Concha Velasco tiene algo en la mirada que, por mucho que pasen los años y por muchas enfermedades que se empeñen en sobresaltarle, le hace ser una persona anormal. Una actriz anormal. Anormal por distinta, por peculiar, o tal vez normal, ya que es lo que deberían transmitir las miradas; todo.
Ayer tuvieron más suerte para comprobarlo de cerca los espectadores que ocuparon las primeras butacas de un Teatro Juan Bravo de la Diputación de Segovia que se llenó para recibirla, pero a pocos a lo lejos se les escapó todo lo que decían los ojos de la mujer yeyé, cada vez que se apretaban, para luego mirar al horizonte, en cada uno de los largos monólogos que pronunció durante la hora y media de representación de ‘Olivia y Eugenio’.

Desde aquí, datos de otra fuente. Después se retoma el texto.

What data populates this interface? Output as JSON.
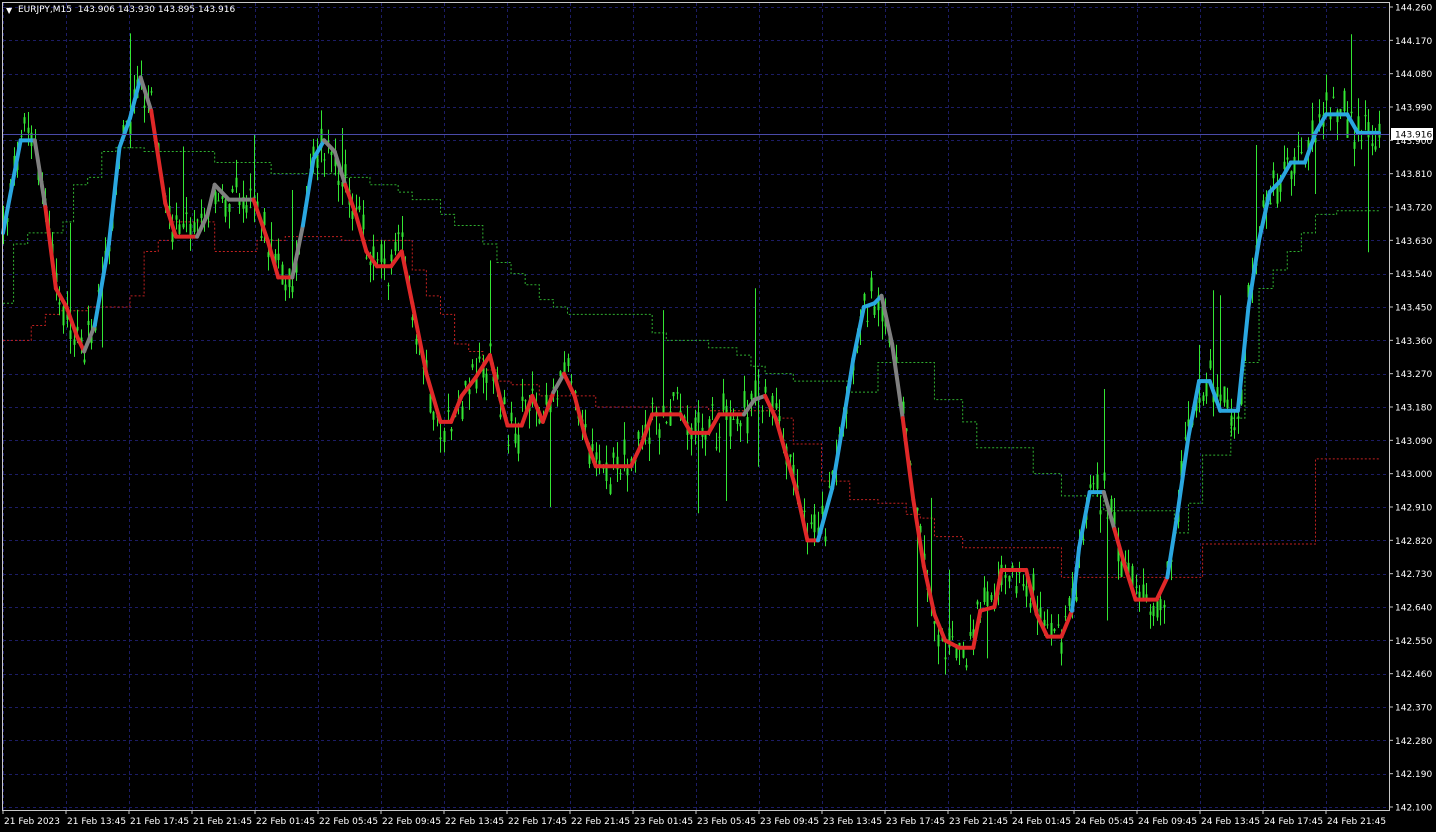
{
  "header": {
    "symbol_text": "EURJPY,M15",
    "ohlc_text": "143.906 143.930 143.895 143.916",
    "menu_triangle": "▼"
  },
  "current_price_label": "143.916",
  "colors": {
    "background": "#000000",
    "grid": "#1c1c66",
    "axis": "#c8c8c8",
    "candles": "#33e633",
    "indicator_up": "#2aa7e0",
    "indicator_down": "#e02828",
    "indicator_flat": "#808080",
    "upper_band": "#2fae2f",
    "lower_band": "#c02020",
    "price_line": "#4a4aa8",
    "price_tag_bg": "#ffffff",
    "price_tag_text": "#000000"
  },
  "chart_data": {
    "type": "line",
    "symbol": "EURJPY",
    "timeframe": "M15",
    "y_ticks": [
      144.26,
      144.17,
      144.08,
      143.99,
      143.9,
      143.81,
      143.72,
      143.63,
      143.54,
      143.45,
      143.36,
      143.27,
      143.18,
      143.09,
      143.0,
      142.91,
      142.82,
      142.73,
      142.64,
      142.55,
      142.46,
      142.37,
      142.28,
      142.19,
      142.1
    ],
    "y_tick_labels": [
      "144.260",
      "144.170",
      "144.080",
      "143.990",
      "143.900",
      "143.810",
      "143.720",
      "143.630",
      "143.540",
      "143.450",
      "143.360",
      "143.270",
      "143.180",
      "143.090",
      "143.000",
      "142.910",
      "142.820",
      "142.730",
      "142.640",
      "142.550",
      "142.460",
      "142.370",
      "142.280",
      "142.190",
      "142.100"
    ],
    "ylim": [
      142.1,
      144.26
    ],
    "x_tick_labels": [
      "21 Feb 2023",
      "21 Feb 13:45",
      "21 Feb 17:45",
      "21 Feb 21:45",
      "22 Feb 01:45",
      "22 Feb 05:45",
      "22 Feb 09:45",
      "22 Feb 13:45",
      "22 Feb 17:45",
      "22 Feb 21:45",
      "23 Feb 01:45",
      "23 Feb 05:45",
      "23 Feb 09:45",
      "23 Feb 13:45",
      "23 Feb 17:45",
      "23 Feb 21:45",
      "24 Feb 01:45",
      "24 Feb 05:45",
      "24 Feb 09:45",
      "24 Feb 13:45",
      "24 Feb 17:45",
      "24 Feb 21:45"
    ],
    "grid": true,
    "current_price": 143.916,
    "indicator_line": [
      [
        0,
        143.65,
        "up"
      ],
      [
        5,
        143.9,
        "up"
      ],
      [
        9,
        143.9,
        "up"
      ],
      [
        12,
        143.72,
        "flat"
      ],
      [
        15,
        143.5,
        "down"
      ],
      [
        18,
        143.45,
        "down"
      ],
      [
        21,
        143.37,
        "down"
      ],
      [
        23,
        143.33,
        "down"
      ],
      [
        26,
        143.4,
        "flat"
      ],
      [
        30,
        143.62,
        "up"
      ],
      [
        33,
        143.88,
        "up"
      ],
      [
        36,
        143.96,
        "up"
      ],
      [
        39,
        144.07,
        "up"
      ],
      [
        42,
        143.98,
        "flat"
      ],
      [
        46,
        143.73,
        "down"
      ],
      [
        49,
        143.64,
        "down"
      ],
      [
        55,
        143.64,
        "down"
      ],
      [
        58,
        143.7,
        "flat"
      ],
      [
        60,
        143.78,
        "flat"
      ],
      [
        64,
        143.74,
        "flat"
      ],
      [
        71,
        143.74,
        "flat"
      ],
      [
        75,
        143.63,
        "down"
      ],
      [
        78,
        143.53,
        "down"
      ],
      [
        82,
        143.53,
        "down"
      ],
      [
        85,
        143.67,
        "flat"
      ],
      [
        88,
        143.85,
        "up"
      ],
      [
        91,
        143.9,
        "up"
      ],
      [
        94,
        143.87,
        "flat"
      ],
      [
        97,
        143.78,
        "flat"
      ],
      [
        100,
        143.7,
        "down"
      ],
      [
        103,
        143.6,
        "down"
      ],
      [
        106,
        143.56,
        "down"
      ],
      [
        110,
        143.56,
        "down"
      ],
      [
        113,
        143.6,
        "down"
      ],
      [
        116,
        143.46,
        "down"
      ],
      [
        120,
        143.27,
        "down"
      ],
      [
        124,
        143.14,
        "down"
      ],
      [
        127,
        143.14,
        "down"
      ],
      [
        130,
        143.21,
        "down"
      ],
      [
        134,
        143.26,
        "down"
      ],
      [
        138,
        143.32,
        "down"
      ],
      [
        141,
        143.2,
        "down"
      ],
      [
        143,
        143.13,
        "down"
      ],
      [
        147,
        143.13,
        "down"
      ],
      [
        150,
        143.21,
        "down"
      ],
      [
        153,
        143.14,
        "down"
      ],
      [
        156,
        143.22,
        "down"
      ],
      [
        159,
        143.27,
        "flat"
      ],
      [
        162,
        143.21,
        "down"
      ],
      [
        165,
        143.1,
        "down"
      ],
      [
        168,
        143.02,
        "down"
      ],
      [
        178,
        143.02,
        "down"
      ],
      [
        181,
        143.08,
        "down"
      ],
      [
        184,
        143.16,
        "down"
      ],
      [
        192,
        143.16,
        "down"
      ],
      [
        195,
        143.11,
        "down"
      ],
      [
        200,
        143.11,
        "down"
      ],
      [
        203,
        143.16,
        "down"
      ],
      [
        210,
        143.16,
        "down"
      ],
      [
        213,
        143.2,
        "flat"
      ],
      [
        216,
        143.21,
        "flat"
      ],
      [
        219,
        143.15,
        "down"
      ],
      [
        222,
        143.05,
        "down"
      ],
      [
        225,
        142.95,
        "down"
      ],
      [
        228,
        142.82,
        "down"
      ],
      [
        231,
        142.82,
        "down"
      ],
      [
        235,
        142.96,
        "up"
      ],
      [
        238,
        143.13,
        "up"
      ],
      [
        241,
        143.31,
        "up"
      ],
      [
        244,
        143.45,
        "up"
      ],
      [
        247,
        143.46,
        "up"
      ],
      [
        249,
        143.48,
        "up"
      ],
      [
        252,
        143.35,
        "flat"
      ],
      [
        255,
        143.15,
        "flat"
      ],
      [
        258,
        142.93,
        "down"
      ],
      [
        261,
        142.75,
        "down"
      ],
      [
        264,
        142.62,
        "down"
      ],
      [
        267,
        142.55,
        "down"
      ],
      [
        271,
        142.53,
        "down"
      ],
      [
        275,
        142.53,
        "down"
      ],
      [
        277,
        142.63,
        "down"
      ],
      [
        281,
        142.64,
        "down"
      ],
      [
        283,
        142.74,
        "down"
      ],
      [
        290,
        142.74,
        "down"
      ],
      [
        293,
        142.62,
        "down"
      ],
      [
        296,
        142.56,
        "down"
      ],
      [
        300,
        142.56,
        "down"
      ],
      [
        303,
        142.63,
        "down"
      ],
      [
        305,
        142.8,
        "up"
      ],
      [
        308,
        142.95,
        "up"
      ],
      [
        312,
        142.95,
        "up"
      ],
      [
        315,
        142.85,
        "flat"
      ],
      [
        318,
        142.75,
        "down"
      ],
      [
        321,
        142.66,
        "down"
      ],
      [
        327,
        142.66,
        "down"
      ],
      [
        330,
        142.72,
        "down"
      ],
      [
        333,
        142.9,
        "up"
      ],
      [
        336,
        143.1,
        "up"
      ],
      [
        339,
        143.25,
        "up"
      ],
      [
        342,
        143.25,
        "up"
      ],
      [
        345,
        143.17,
        "up"
      ],
      [
        350,
        143.17,
        "up"
      ],
      [
        353,
        143.45,
        "up"
      ],
      [
        356,
        143.63,
        "up"
      ],
      [
        359,
        143.76,
        "up"
      ],
      [
        362,
        143.79,
        "up"
      ],
      [
        365,
        143.84,
        "up"
      ],
      [
        369,
        143.84,
        "up"
      ],
      [
        372,
        143.92,
        "up"
      ],
      [
        375,
        143.97,
        "up"
      ],
      [
        381,
        143.97,
        "up"
      ],
      [
        384,
        143.92,
        "up"
      ],
      [
        390,
        143.92,
        "up"
      ]
    ],
    "upper_band": [
      [
        0,
        143.46
      ],
      [
        3,
        143.62
      ],
      [
        7,
        143.65
      ],
      [
        13,
        143.65
      ],
      [
        17,
        143.68
      ],
      [
        20,
        143.78
      ],
      [
        24,
        143.8
      ],
      [
        28,
        143.87
      ],
      [
        32,
        143.88
      ],
      [
        36,
        143.88
      ],
      [
        40,
        143.87
      ],
      [
        44,
        143.87
      ],
      [
        48,
        143.87
      ],
      [
        56,
        143.87
      ],
      [
        60,
        143.84
      ],
      [
        72,
        143.84
      ],
      [
        76,
        143.81
      ],
      [
        88,
        143.81
      ],
      [
        96,
        143.8
      ],
      [
        104,
        143.78
      ],
      [
        112,
        143.76
      ],
      [
        116,
        143.74
      ],
      [
        124,
        143.7
      ],
      [
        128,
        143.67
      ],
      [
        136,
        143.62
      ],
      [
        140,
        143.57
      ],
      [
        144,
        143.54
      ],
      [
        148,
        143.51
      ],
      [
        152,
        143.47
      ],
      [
        156,
        143.45
      ],
      [
        160,
        143.43
      ],
      [
        168,
        143.43
      ],
      [
        180,
        143.43
      ],
      [
        184,
        143.38
      ],
      [
        188,
        143.36
      ],
      [
        196,
        143.36
      ],
      [
        200,
        143.34
      ],
      [
        208,
        143.32
      ],
      [
        212,
        143.29
      ],
      [
        216,
        143.27
      ],
      [
        224,
        143.25
      ],
      [
        232,
        143.25
      ],
      [
        240,
        143.22
      ],
      [
        248,
        143.3
      ],
      [
        256,
        143.3
      ],
      [
        260,
        143.3
      ],
      [
        264,
        143.2
      ],
      [
        272,
        143.14
      ],
      [
        276,
        143.07
      ],
      [
        284,
        143.07
      ],
      [
        292,
        143.0
      ],
      [
        300,
        142.94
      ],
      [
        312,
        142.9
      ],
      [
        320,
        142.9
      ],
      [
        332,
        142.84
      ],
      [
        336,
        142.92
      ],
      [
        340,
        143.05
      ],
      [
        344,
        143.05
      ],
      [
        348,
        143.15
      ],
      [
        352,
        143.3
      ],
      [
        356,
        143.5
      ],
      [
        360,
        143.55
      ],
      [
        364,
        143.6
      ],
      [
        368,
        143.65
      ],
      [
        372,
        143.7
      ],
      [
        378,
        143.71
      ],
      [
        390,
        143.71
      ]
    ],
    "lower_band": [
      [
        0,
        143.36
      ],
      [
        4,
        143.36
      ],
      [
        8,
        143.4
      ],
      [
        12,
        143.43
      ],
      [
        16,
        143.44
      ],
      [
        24,
        143.45
      ],
      [
        32,
        143.45
      ],
      [
        36,
        143.48
      ],
      [
        40,
        143.6
      ],
      [
        44,
        143.63
      ],
      [
        48,
        143.68
      ],
      [
        56,
        143.68
      ],
      [
        60,
        143.6
      ],
      [
        68,
        143.6
      ],
      [
        72,
        143.63
      ],
      [
        80,
        143.64
      ],
      [
        88,
        143.64
      ],
      [
        96,
        143.63
      ],
      [
        104,
        143.63
      ],
      [
        110,
        143.63
      ],
      [
        116,
        143.55
      ],
      [
        120,
        143.48
      ],
      [
        124,
        143.43
      ],
      [
        128,
        143.35
      ],
      [
        132,
        143.33
      ],
      [
        136,
        143.28
      ],
      [
        140,
        143.25
      ],
      [
        144,
        143.24
      ],
      [
        152,
        143.21
      ],
      [
        160,
        143.21
      ],
      [
        168,
        143.18
      ],
      [
        176,
        143.18
      ],
      [
        184,
        143.18
      ],
      [
        192,
        143.18
      ],
      [
        200,
        143.17
      ],
      [
        208,
        143.17
      ],
      [
        216,
        143.17
      ],
      [
        220,
        143.15
      ],
      [
        224,
        143.08
      ],
      [
        232,
        142.98
      ],
      [
        240,
        142.93
      ],
      [
        248,
        142.92
      ],
      [
        256,
        142.89
      ],
      [
        260,
        142.88
      ],
      [
        264,
        142.83
      ],
      [
        272,
        142.8
      ],
      [
        280,
        142.8
      ],
      [
        292,
        142.8
      ],
      [
        300,
        142.72
      ],
      [
        320,
        142.72
      ],
      [
        336,
        142.72
      ],
      [
        340,
        142.81
      ],
      [
        344,
        142.81
      ],
      [
        368,
        142.81
      ],
      [
        372,
        143.04
      ],
      [
        377,
        143.04
      ],
      [
        390,
        143.04
      ]
    ]
  }
}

Concha Velasco, como bien indica el título, no estuvo sola sobre el escenario del teatro; le acompañaba Hugo Aritmendiz en el papel, quizás, de sí mismo, un chico con síndrome de Down al que la sociedad le ha colocado la etiqueta de ‘anormal’, pero que termina demostrando ser el más normal de todos los presentes. Porque normal debe ser sinónimo de natural, y natural de honesto, de espontáneo; y pocas cosas fueron tan espontáneas, honestas, naturales y normales como los dedos de Hugo entre las gafas, secándose las lágrimas después de la segunda ovación del Teatro.
Antes, su papel breve e intermitente, pero preciso y sincero, había servido de excusa y pausa para dejar que la voz de su compañera de escena reflexionase, y le preguntase al pequeño porcentaje de sociedad presente en el Teatro, ¿qué es lo normal? ¿qué familia es la buena? ¿qué convierte a las personas en dignas de admirar? Donde hay dinero, hay corrupción; donde hay trabajo, existe falta de cariño; donde llega el triunfo, molesta la pena.
Los largos diálogos de Olivia en los que se dirigía a un tú que en ocasiones era su difunto marido, ludópata y adicto a las drogas, y en otras su pobre hijo Eugenio, error de un cromosoma mal colocado, que a pesar de su bondad y sus virtudes había supuesto un “duro golpe de la vida”, llenaban poco a poco de comprensión a los espectadores, psicoanalistas por accidente. Con la muerte como objetivo de cada una de sus acciones, en la noche de su premeditado descanso, resultaba tierno contemplar desde la butaca escenas como esa en la que madre e hijo comparten baile, u otra en la que Olivia sueña con la vida que le habría tocado a su pequeño Eugenio si las letras de su ADN no se hubiesen descolocado
Hugo, mientras tanto, emocionaba al Juan Bravo interpretando un viaje en moto, una carrera de coches o la aparición de un ángel. Y en cada una de esas escenas en las que la honestidad de Eugenio se hacía más que evidente, el público, con toda seguridad, no paraba de preguntarse por dentro en cuál de ellas convencería a Olivia de cambiar de planes y disfrutar de la vida. Sin complejos. Sin artificios. Sin etiquetas. Sin pasado. Con total normalidad.